“Yes, we just got off the phone. Are you okay, Kaidan?”

“Well . . .” I clear my throat and gather my wits. “I’ve just run into some issues and I won’t be able to drive Anna home after all, so I’ve booked her a flight.”

“Issues? Are you in danger?” Her concern makes the back of my throat burn.

“No,” I lie. We’re always in danger. “Nothing like that. Let me give you her flight information.”

She takes it down, and when we hang up I get out, keeping a constant watch for demon whisperers. Remembering Anna has no money for her trip home, I stop at a corner ATM and take out cash for her. Then I walk. I can’t go back to her yet.

It’s a busy street with two nightclubs and a bar. I must be giving off pheromones like a champ because heads are swiveling my direction as we pass and red auras are popping up, even through the haze of drunkenness here and there. For once I’m unfazed, despite the needling ache deep within.

I need to walk it off. Or run. Or pound something with my fists. Because for once in my life I want something—truly want something—that I cannot have.

“Hey, you,” murmurs a girl in a black dress who’s getting out of a car with her friends. She touches my arm, but I keep walking, slipping right past her. I pinch the bridge of my nose.

Lust is the groveling cousin of love.

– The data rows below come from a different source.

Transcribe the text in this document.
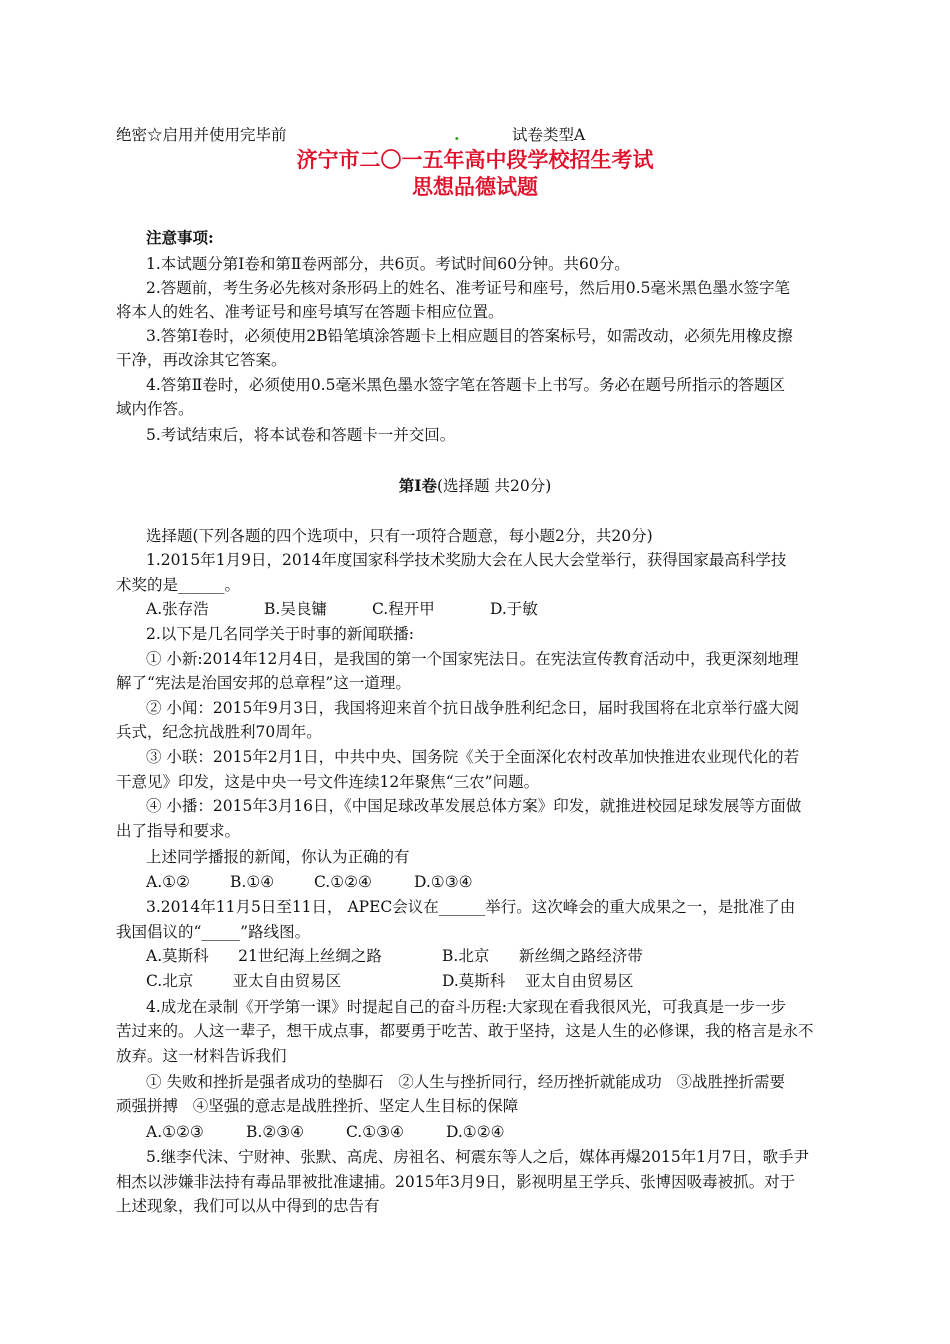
绝密☆启用并使用完毕前	.	试卷类型A
济宁市二〇一五年高中段学校招生考试
思想品德试题
注意事项:
1.本试题分第Ⅰ卷和第Ⅱ卷两部分，共6页。考试时间60分钟。共60分。
2.答题前，考生务必先核对条形码上的姓名、准考证号和座号，然后用0.5毫米黑色墨水签字笔
将本人的姓名、准考证号和座号填写在答题卡相应位置。
3.答第Ⅰ卷时，必须使用2B铅笔填涂答题卡上相应题目的答案标号，如需改动，必须先用橡皮擦
干净，再改涂其它答案。
4.答第Ⅱ卷时，必须使用0.5毫米黑色墨水签字笔在答题卡上书写。务必在题号所指示的答题区
域内作答。
5.考试结束后，将本试卷和答题卡一并交回。
第Ⅰ卷(选择题 共20分)
选择题(下列各题的四个选项中，只有一项符合题意，每小题2分，共20分)
1.2015年1月9日，2014年度国家科学技术奖励大会在人民大会堂举行，获得国家最高科学技
术奖的是______。
A.张存浩	B.吴良镛	C.程开甲	D.于敏
2.以下是几名同学关于时事的新闻联播:
① 小新:2014年12月4日，是我国的第一个国家宪法日。在宪法宣传教育活动中，我更深刻地理
解了“宪法是治国安邦的总章程”这一道理。
② 小闻：2015年9月3日，我国将迎来首个抗日战争胜利纪念日，届时我国将在北京举行盛大阅
兵式，纪念抗战胜利70周年。
③ 小联：2015年2月1日，中共中央、国务院《关于全面深化农村改革加快推进农业现代化的若
干意见》印发，这是中央一号文件连续12年聚焦“三农”问题。
④ 小播：2015年3月16日，《中国足球改革发展总体方案》印发，就推进校园足球发展等方面做
出了指导和要求。
上述同学播报的新闻，你认为正确的有
A.①②	B.①④	C.①②④	D.①③④
3.2014年11月5日至11日， APEC会议在______举行。这次峰会的重大成果之一，是批准了由
我国倡议的“_____”路线图。
A.莫斯科      21世纪海上丝绸之路	B.北京      新丝绸之路经济带
C.北京        亚太自由贸易区	D.莫斯科    亚太自由贸易区
4.成龙在录制《开学第一课》时提起自己的奋斗历程:大家现在看我很风光，可我真是一步一步
苦过来的。人这一辈子，想干成点事，都要勇于吃苦、敢于坚持，这是人生的必修课，我的格言是永不
放弃。这一材料告诉我们
① 失败和挫折是强者成功的垫脚石   ②人生与挫折同行，经历挫折就能成功   ③战胜挫折需要
顽强拼搏   ④坚强的意志是战胜挫折、坚定人生目标的保障
A.①②③	B.②③④	C.①③④	D.①②④
5.继李代沫、宁财神、张默、高虎、房祖名、柯震东等人之后，媒体再爆2015年1月7日，歌手尹
相杰以涉嫌非法持有毒品罪被批准逮捕。2015年3月9日，影视明星王学兵、张博因吸毒被抓。对于
上述现象，我们可以从中得到的忠告有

It’s the house made of straw and sticks. It cannot compare. I was a fool to think chasing lust forever could be enough. That is not a life. I would take one moment of love with Anna over a lifetime of meaningless lust, but I can’t. That’s not my fate, and it hurts worse than anything I could imagine. God, if my father could see me now. He would have my balls for tea.

I walk and walk until I’m craving Anna’s presence so strongly it sends me jogging back to the lot where I left my car. I half expect to be pulled over as I speed back to the hotel, but L.A. cops are too busy to worry with me.

I run up to the room and am blasted with Anna’s scent when I open the door. I practically tremble as I breathe her in. A stab of abdominal pain hits me, but I ignore it as I walk into the room. She’s restless in sleep, and I want to climb into her bed and hold her. I’m a fucking mess as I sit on my bed, longing like a heartsick boy for the girl on the other side of the room.

I set the alarm for four thirty, but there’s no hope of sleep for me. This could be my last time with Anna, and I just want to experience these hours of being in her presence.

Four thirty is a right bitch. Anna is confused and groggy when the alarm goes off and I tell her we need to get an early start. I don’t have the heart just yet to tell her I’m taking her to the airport. Our grand adventure is over. That bubble has popped, and reality is glaring into my face, as hideous as ever.

Like the good girl she is, Anna gets ready and climbs into my car without complaint. I feel my mood plummeting to wicked depths as we approach the airport.

“Where are we going?” she asks sleepily.

My heart picks up speed with nervousness.

“You’re going home today. Everything’s been arranged. Patti will be waiting for you when your flight arrives in Atlanta.”

“Why?” She sits forward a bit so she can look at me.

“Things have gotten too complicated.”

“Do you mean because of the sword or because of me?” she asks. She doesn’t sound happy, and I’m afraid this will get ugly. Why must I constantly explain the danger we’re in? Why is she unable to grasp these facts?

“It’s you,” I say. It’s everything about you. Everything I’m not. Everything I can’t have. Anger at the injustice of it all rises up to suffocate me.

“Is it so unbearable to be around someone who cares for you?” she asks.

Let’s not beat about the bush.

“I’d say you’re feeling a bit more than ‘care’ for me, Anna. I could see your emotion popping around you like pink bubble gum last night.”

“So what?!” she yells. “I haven’t tried to say it to you. I’m sorry I lost focus for a second and let you see it!”

I grit my teeth and take the airport exit. This entire situation is driving me mad. The sooner she’s away from me, the better. “Don’t be dramatic about this.”

“You don’t call this dramatic? Abandoning me at the airport before daylight?”

Abandoning? As if I’d leave her in an unsafe situation.

“I’ll see that you’re in safe hands before I leave.”

“Don’t bother!” She’s seething, and her angry passion stirs me. But then everything shifts as her chin trembles. “I’ve never even been on a plane before.”

I desperately hope she doesn’t cry. I prefer her anger to her tears.

“You’ll be fine,” I say.

“I want to stay with you.”

Don’t cling, Anna, please don’t cling. Don’t make this harder for me, when all I want to do is cling, as well.

“You can’t,” I say. “Your father was right. You should get home as soon as possible. I don’t trust myself with you.”

“Don’t trust yourself? Or don’t trust me?”

I’d thought about this all night. I’d imagined dozens of scenarios where we’d run away together. I imagined what it would’ve been like if I’d ignored that intuition and kept going when Anna told me not to stop. I imagined a life in Atlanta where we’d sneak to be together when my father goes to New York each week. And every single imagining ended the same way.